循环矢量化给出了不同的答案 [英] Loop vectorization gives different answer

查看:141
本文介绍了循环矢量化给出了不同的答案的处理方法,对大家解决问题具有一定的参考价值,需要的朋友们下面随着小编来一起学习吧!

问题描述

我正在构建一些单元测试,并发现我的代码在向量化时给出了稍微的不同结果。在下面的示例中,数组 a 在一个维中求和并添加到初始值 x 中。 a 的大多数元素太小而不能更改 x 。代码是:

  module datamod 
use ISO_FORTRAN_ENV,only:dp => REAL64
隐式无

! - 数组维度足够大,gfortran可以矢量化
integer,parameter :: N = 6
integer,parameter :: M = 10
real(dp):: x(N),一个(N,M)

包含
子例程init_ax
! - 设置a和x使得问题显示

x = 0.
x(1)= 0.1e + 03_dp

a = 0.
! - 每个负面组件太小,无法单独更改x(1)
! - 但是,积极部分足够大
a(1,1)= -0.4e-14_dp
a(1,2)= -0.4e-14_dp
a(1,3)= -0.4e-14_dp
a(1,4)= 0.8e-14_dp
a(1,5)= -0.4e-14_dp
结束子程序init_ax
结束模块数据模块

程序main
仅使用datamod:a,x,N,M,init_ax
隐式无
integer :: i,j

调用init_ax

! - 所讨论的循环
do i = 1,N
do j = 1,M
x(i)= x(i)+ a(i,j)
enddo
enddo
$ b $ write(*,'(a,e26.18)')'x(1)is:',x(1)
end program main

该代码在gfortran without和循环矢量化中给出以下结果。请注意, ftree-vectorize 包含在 -O3 中,所以当使用时会出现问题 - O3 也是。

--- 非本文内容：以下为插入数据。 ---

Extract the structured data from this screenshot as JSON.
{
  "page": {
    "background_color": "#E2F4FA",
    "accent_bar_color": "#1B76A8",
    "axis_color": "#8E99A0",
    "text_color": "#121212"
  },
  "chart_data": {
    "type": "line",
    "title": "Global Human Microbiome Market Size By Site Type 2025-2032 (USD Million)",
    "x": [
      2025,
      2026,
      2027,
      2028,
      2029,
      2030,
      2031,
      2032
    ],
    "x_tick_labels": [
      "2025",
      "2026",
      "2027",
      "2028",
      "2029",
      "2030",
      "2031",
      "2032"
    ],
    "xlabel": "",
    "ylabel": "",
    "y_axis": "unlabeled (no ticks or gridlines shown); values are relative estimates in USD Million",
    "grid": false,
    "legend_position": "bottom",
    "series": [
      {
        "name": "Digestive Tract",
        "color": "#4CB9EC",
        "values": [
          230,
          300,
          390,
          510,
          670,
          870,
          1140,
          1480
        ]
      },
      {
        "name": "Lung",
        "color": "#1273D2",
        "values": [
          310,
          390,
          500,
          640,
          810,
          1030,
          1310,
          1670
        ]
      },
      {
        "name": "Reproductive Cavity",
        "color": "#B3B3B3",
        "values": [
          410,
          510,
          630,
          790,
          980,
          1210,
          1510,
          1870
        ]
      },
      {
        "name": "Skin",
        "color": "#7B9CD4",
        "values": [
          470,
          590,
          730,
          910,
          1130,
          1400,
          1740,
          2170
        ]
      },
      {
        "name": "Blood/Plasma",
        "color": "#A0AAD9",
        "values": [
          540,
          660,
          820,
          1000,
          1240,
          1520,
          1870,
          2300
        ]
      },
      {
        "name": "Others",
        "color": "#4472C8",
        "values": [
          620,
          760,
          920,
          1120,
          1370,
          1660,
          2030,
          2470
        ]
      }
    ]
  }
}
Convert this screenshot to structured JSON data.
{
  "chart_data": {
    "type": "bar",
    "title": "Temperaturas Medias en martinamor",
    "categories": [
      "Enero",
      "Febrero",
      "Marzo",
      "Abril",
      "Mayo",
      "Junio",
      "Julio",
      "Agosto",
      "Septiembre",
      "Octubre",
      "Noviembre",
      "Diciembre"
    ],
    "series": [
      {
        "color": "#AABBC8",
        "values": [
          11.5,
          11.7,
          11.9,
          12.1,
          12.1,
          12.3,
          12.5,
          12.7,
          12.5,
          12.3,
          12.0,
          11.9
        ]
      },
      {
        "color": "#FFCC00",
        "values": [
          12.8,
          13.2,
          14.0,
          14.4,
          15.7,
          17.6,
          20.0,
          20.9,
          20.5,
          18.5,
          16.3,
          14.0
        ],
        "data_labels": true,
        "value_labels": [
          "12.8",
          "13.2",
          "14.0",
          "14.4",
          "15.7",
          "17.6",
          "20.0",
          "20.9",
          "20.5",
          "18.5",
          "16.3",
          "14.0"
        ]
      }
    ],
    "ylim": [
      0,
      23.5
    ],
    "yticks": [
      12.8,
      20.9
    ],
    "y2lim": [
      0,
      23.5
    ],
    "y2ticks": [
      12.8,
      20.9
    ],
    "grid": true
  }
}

  mach5%gfortran -O2 main.f90&& ./a.out 
x(1)是:0.100000000000000014E + 03
mach5%gfortran -O2 -ftree-vectorize main.f90&& ./a.out
x(1)是:0.999999999999999858E + 02

我知道某些编译器选项可以更改答案,例如 -fassociative-math 。然而,根据gcc -O3 优化包中没有包含这些内容。 Optimize-Options.htmlrel =nofollow noreferrer>优化选项页面。



在我看来,好像矢量化代码将所有组件首先 a ,然后添加到x。然而,这是不正确的,因为编写的代码需要将 a 的每个组件添加到 x 中。



这里发生了什么?可能循环矢量化在某些情况下改变了答案? Gfortran版本4.7和5.3也有同样的问题,但是Intel 16.0和PGI 15.10没有。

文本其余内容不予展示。